Liquid chromatography-mass spectrometry (LC-MS) combines two selective techniques for isolating and measuring analytes in complex biological matrices. The LC component differentiates analytes based on their physicochemical properties, while the MS unit differentiates based on their mass-to-charge ratio. This duality makes the LC-MS method a powerful analytical technique. The MS unit not only acts as a detector but has the potential to identify species that correspond to individual chromatography peaks.
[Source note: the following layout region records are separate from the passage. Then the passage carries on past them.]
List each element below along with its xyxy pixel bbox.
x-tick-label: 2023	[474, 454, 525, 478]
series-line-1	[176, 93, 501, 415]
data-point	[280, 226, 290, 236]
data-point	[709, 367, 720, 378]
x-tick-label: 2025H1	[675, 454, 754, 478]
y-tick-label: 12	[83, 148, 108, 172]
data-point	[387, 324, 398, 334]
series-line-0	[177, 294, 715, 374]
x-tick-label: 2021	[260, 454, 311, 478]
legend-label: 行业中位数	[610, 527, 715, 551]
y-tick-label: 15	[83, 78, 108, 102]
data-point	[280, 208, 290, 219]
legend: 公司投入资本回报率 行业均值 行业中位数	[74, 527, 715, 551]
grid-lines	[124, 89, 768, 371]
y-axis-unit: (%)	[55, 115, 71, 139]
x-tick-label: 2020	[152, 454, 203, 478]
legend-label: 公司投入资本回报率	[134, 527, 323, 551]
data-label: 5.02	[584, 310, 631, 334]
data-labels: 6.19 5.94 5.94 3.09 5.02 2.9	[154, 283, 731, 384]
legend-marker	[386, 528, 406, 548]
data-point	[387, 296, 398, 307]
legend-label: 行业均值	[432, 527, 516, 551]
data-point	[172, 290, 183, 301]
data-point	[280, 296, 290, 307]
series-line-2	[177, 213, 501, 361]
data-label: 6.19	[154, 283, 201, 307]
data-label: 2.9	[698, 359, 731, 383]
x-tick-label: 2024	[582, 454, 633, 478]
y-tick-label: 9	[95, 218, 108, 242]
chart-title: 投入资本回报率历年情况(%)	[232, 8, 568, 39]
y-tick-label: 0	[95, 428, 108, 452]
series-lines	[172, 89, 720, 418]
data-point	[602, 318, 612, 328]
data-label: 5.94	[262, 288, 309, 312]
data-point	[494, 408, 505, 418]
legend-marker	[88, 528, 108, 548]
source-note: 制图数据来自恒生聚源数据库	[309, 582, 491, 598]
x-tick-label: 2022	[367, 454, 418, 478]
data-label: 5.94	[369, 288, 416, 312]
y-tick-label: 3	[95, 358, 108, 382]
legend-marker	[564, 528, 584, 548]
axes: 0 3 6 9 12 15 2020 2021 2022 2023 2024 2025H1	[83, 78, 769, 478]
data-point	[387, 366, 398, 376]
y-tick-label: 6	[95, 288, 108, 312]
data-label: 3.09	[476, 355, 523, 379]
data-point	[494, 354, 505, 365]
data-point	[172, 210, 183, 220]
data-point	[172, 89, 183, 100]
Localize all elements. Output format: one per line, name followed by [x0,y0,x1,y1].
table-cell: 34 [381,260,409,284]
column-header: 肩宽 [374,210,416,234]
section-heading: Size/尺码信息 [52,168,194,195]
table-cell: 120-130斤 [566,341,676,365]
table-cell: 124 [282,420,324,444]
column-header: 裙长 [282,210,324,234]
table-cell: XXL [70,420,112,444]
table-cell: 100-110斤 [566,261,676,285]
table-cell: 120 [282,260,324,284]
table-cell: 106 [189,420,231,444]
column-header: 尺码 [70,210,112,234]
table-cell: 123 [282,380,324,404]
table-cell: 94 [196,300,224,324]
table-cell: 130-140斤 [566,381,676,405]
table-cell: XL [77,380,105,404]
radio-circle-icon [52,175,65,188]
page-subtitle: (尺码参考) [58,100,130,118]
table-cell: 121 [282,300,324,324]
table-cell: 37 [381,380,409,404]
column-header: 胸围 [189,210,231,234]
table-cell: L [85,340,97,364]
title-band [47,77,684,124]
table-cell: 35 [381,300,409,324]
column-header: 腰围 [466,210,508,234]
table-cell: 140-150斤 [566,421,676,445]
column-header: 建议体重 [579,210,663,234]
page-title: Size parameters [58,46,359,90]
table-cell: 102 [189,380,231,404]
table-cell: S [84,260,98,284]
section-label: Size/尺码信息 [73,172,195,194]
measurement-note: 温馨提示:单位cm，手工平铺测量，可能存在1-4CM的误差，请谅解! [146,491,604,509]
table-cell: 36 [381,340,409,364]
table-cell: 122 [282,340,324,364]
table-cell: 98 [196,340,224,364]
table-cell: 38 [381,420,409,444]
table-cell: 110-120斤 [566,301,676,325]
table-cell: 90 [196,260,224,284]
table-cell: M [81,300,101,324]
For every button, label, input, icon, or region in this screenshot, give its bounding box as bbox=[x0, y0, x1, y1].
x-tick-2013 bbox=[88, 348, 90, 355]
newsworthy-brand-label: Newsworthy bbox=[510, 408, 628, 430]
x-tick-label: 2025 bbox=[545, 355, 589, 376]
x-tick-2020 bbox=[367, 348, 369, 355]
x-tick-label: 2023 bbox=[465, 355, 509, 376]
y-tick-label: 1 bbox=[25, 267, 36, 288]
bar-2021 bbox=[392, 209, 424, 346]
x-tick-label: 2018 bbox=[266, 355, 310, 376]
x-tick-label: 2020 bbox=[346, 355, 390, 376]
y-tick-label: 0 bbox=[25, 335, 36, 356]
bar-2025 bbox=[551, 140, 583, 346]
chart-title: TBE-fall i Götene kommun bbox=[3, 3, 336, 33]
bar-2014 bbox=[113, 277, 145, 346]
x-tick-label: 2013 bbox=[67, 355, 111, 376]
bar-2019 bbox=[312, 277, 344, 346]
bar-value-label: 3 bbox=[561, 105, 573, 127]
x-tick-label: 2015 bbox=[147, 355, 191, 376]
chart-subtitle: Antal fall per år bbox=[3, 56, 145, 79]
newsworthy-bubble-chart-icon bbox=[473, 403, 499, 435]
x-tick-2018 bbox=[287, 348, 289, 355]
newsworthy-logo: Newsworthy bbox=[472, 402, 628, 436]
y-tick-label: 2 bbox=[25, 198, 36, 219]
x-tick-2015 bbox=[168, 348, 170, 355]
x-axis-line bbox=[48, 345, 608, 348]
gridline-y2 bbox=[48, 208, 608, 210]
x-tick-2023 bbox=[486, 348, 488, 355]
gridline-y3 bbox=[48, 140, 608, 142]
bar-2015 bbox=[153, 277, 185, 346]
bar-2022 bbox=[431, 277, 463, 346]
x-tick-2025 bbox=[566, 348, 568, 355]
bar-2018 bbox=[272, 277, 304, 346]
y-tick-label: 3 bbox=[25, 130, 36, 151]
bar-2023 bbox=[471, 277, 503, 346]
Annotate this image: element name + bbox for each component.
Such advanced specifications have made LC-MS analysis the primary choice of technique in drug discovery and development studies. LC-MS assays are used heavily to measure the bioavailability of drug products, assess purity and identify associated drug metabolites. However, LC-MS method development and validation will always remain crucial for reliable assay results. The current article is a guide incorporating different strategies researchers can use to achieve reliable quantitative LC-mass spectrometry measurements as cheaply and quickly as possible.
LC-MS strategies for reliable quantitative measurements
The matrix effect is a common issue with biological samples. This effect is due to the disturbance from sample components in the ionization mechanism. Co-elution with the analyte of interest may interfere with the data and lead to poor precision. Researchers can employ three approaches to reduce matrix effects. They can physically separate the interference and the analyte of interest on the column. Secondly, researchers can remove interference in the sample preparation stage. Lastly, a stable isotopically labeled internal standard can be used for analysis. In theory, these labeled internal standards will co-elute with their unlabeled counterpart. Hence, both will undergo a similar matrix effect. Thus, the response ratio can determine concentrations and help compensate between matrices.
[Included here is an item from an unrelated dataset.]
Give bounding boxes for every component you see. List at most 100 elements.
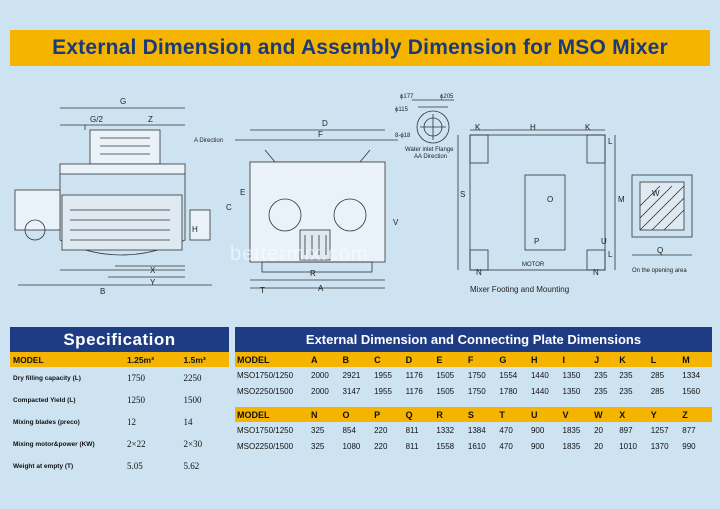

Researchers must always consider a homogeneous sample that adequately represents the analyte during quantitative analysis. Besides, they must control the storage conditions and test samples for stability.
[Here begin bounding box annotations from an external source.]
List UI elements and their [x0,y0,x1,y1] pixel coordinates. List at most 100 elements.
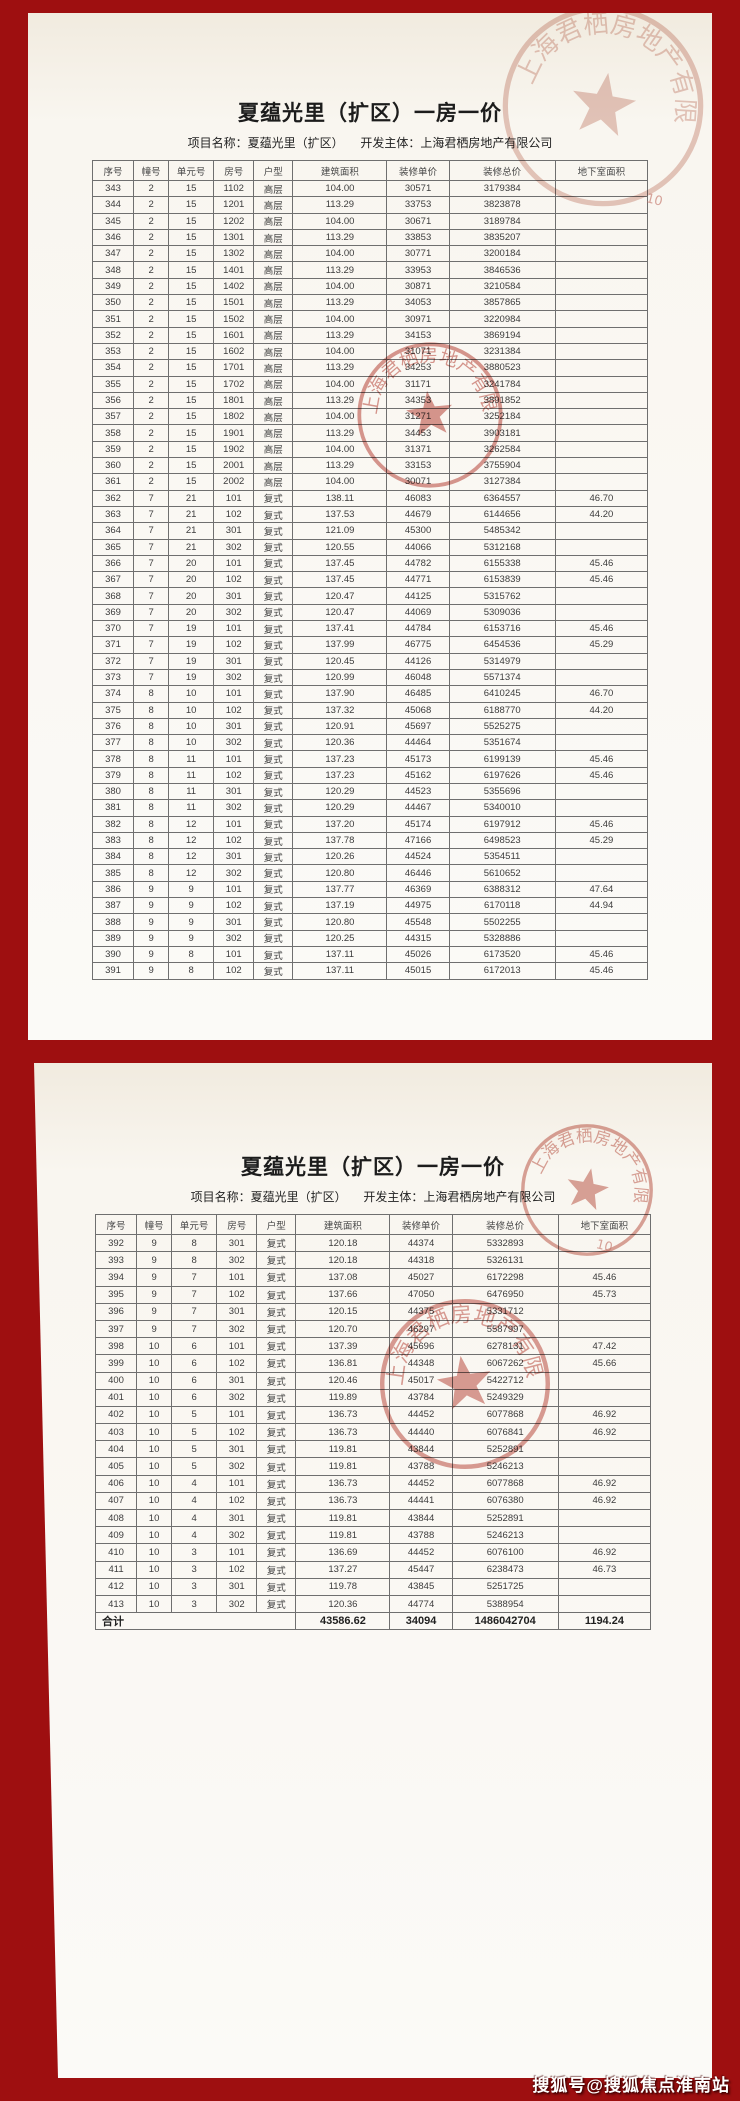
cell: 44679 [386,505,450,524]
cell: 137.23 [292,750,388,768]
table-row: 349 2 15 1402 高层 104.00 30871 3210584 [91,277,649,296]
table-row: 404 10 5 301 复式 119.81 43844 5252891 [94,1440,652,1459]
column-header: 建筑面积 [295,1214,391,1235]
cell [554,228,649,247]
cell: 复式 [253,620,294,638]
cell: 409 [94,1526,138,1545]
cell: 9 [168,913,215,931]
cell: 3823878 [448,196,556,214]
cell: 1702 [213,375,255,393]
cell: 5340010 [448,799,556,817]
cell: 7 [133,554,170,573]
cell: 6 [171,1388,218,1407]
cell: 101 [213,815,255,833]
cell: 120.36 [292,734,388,752]
cell: 45017 [389,1371,453,1390]
cell: 33853 [386,228,450,247]
cell: 7 [133,652,170,670]
cell: 137.41 [292,620,388,638]
cell: 3220984 [448,310,556,328]
cell: 5309036 [448,603,556,622]
cell: 复式 [256,1354,297,1373]
cell: 301 [213,587,255,605]
cell: 136.73 [295,1474,391,1493]
cell: 复式 [256,1251,297,1270]
cell: 346 [91,228,135,247]
cell: 9 [133,929,170,947]
cell: 120.46 [295,1371,391,1390]
cell: 5485342 [448,522,556,540]
cell: 46.92 [557,1491,652,1511]
cell: 45.46 [554,945,649,964]
cell: 15 [168,359,215,377]
cell: 6067262 [451,1354,559,1373]
cell: 44452 [389,1405,453,1425]
header-row: 序号 幢号 单元号 房号 户型 建筑面积 装修单价 装修总价 地下室面积 [91,160,649,181]
cell: 120.29 [292,799,388,817]
cell: 102 [213,897,255,915]
cell: 7 [133,636,170,654]
cell: 10 [136,1560,173,1579]
cell: 44784 [386,620,450,638]
cell: 8 [133,864,170,882]
cell: 34253 [386,359,450,377]
cell: 120.18 [295,1233,391,1253]
cell [554,652,649,670]
cell: 45697 [386,717,450,736]
cell [554,359,649,377]
cell: 120.18 [295,1251,391,1270]
cell: 347 [91,245,135,263]
cell: 1202 [213,212,255,230]
column-header: 地下室面积 [557,1214,652,1235]
cell: 137.23 [292,766,388,784]
cell: 45068 [386,701,450,719]
cell: 44374 [389,1233,453,1253]
cell: 9 [133,913,170,931]
cell: 301 [213,652,255,670]
cell: 8 [168,945,215,964]
cell: 9 [168,929,215,947]
cell: 31171 [386,375,450,393]
page-title: 夏蕴光里（扩区）一房一价 [241,1156,505,1179]
cell: 391 [91,962,135,980]
cell: 302 [216,1526,258,1545]
cell: 378 [91,750,135,768]
cell: 高层 [253,294,294,312]
cell: 7 [133,571,170,589]
cell: 45.66 [557,1354,652,1373]
cell: 113.29 [292,196,388,214]
cell: 复式 [253,489,294,507]
cell: 404 [94,1440,138,1459]
cell: 高层 [253,342,294,361]
cell: 102 [216,1354,258,1373]
cell: 复式 [256,1457,297,1476]
cell: 399 [94,1354,138,1373]
table-row: 355 2 15 1702 高层 104.00 31171 3241784 [91,375,649,393]
cell: 348 [91,261,135,279]
table-row: 393 9 8 302 复式 120.18 44318 5326131 [94,1251,652,1270]
cell: 383 [91,831,135,850]
cell: 复式 [256,1560,297,1579]
cell: 3 [171,1594,218,1614]
cell: 3903181 [448,424,556,442]
cell: 301 [213,913,255,931]
table-row: 363 7 21 102 复式 137.53 44679 6144656 44.20 [91,505,649,524]
header-row: 序号 幢号 单元号 房号 户型 建筑面积 装修单价 装修总价 地下室面积 [94,1214,652,1235]
table-row: 380 8 11 301 复式 120.29 44523 5355696 [91,782,649,801]
table-row: 413 10 3 302 复式 120.36 44774 5388954 [94,1594,652,1614]
cell: 120.55 [292,538,388,556]
cell: 5 [171,1457,218,1476]
cell: 301 [216,1371,258,1390]
cell: 2 [133,326,170,344]
cell: 5422712 [451,1371,559,1390]
cell: 复式 [253,913,294,931]
cell: 46048 [386,668,450,687]
column-header: 序号 [91,160,135,181]
cell: 101 [213,945,255,964]
cell: 8 [168,962,215,980]
table-row: 386 9 9 101 复式 137.77 46369 6388312 47.64 [91,880,649,899]
cell: 302 [216,1594,258,1614]
cell: 8 [171,1233,218,1253]
table-row: 368 7 20 301 复式 120.47 44125 5315762 [91,587,649,605]
cell [557,1594,652,1614]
Calibration standards and quality control samples are critical for bioanalysis. Researchers must first prepare standards with known concentrations. These standards are usually prepared by adding a range of concentrations and blank samples and generating a calibration curve for quantifying the analytes of interest. Moreover, the blank samples must be close enough to the study sample. Quality control samples can be prepared in bulk and should be tested regularly. Quality control samples are crucial to assay bias and precision, and their quantification at predefined limits dictates the acceptance of LC-MS data. Besides, researchers are increasingly reanalyzing a portion of assay samples to show the precision of LC-MS systems at regular intervals.
Researchers can directly analyze complex study samples using LC-MS assays. However, they often clean the samples to remove interference and concentrate the sample with the analytes of interest. Researchers can add an internal standard to control variations due to ionization, matrix effect, and recovery. However, the extraction method must be compatible with LC-MS analysis. Moreover, researchers can perform a system suitability test by injecting a known solution in LC-MS and comparing the data with previous results. Besides, blank samples and samples with an internal standard can be compared to demonstrate the selectivity of LC-MS assays.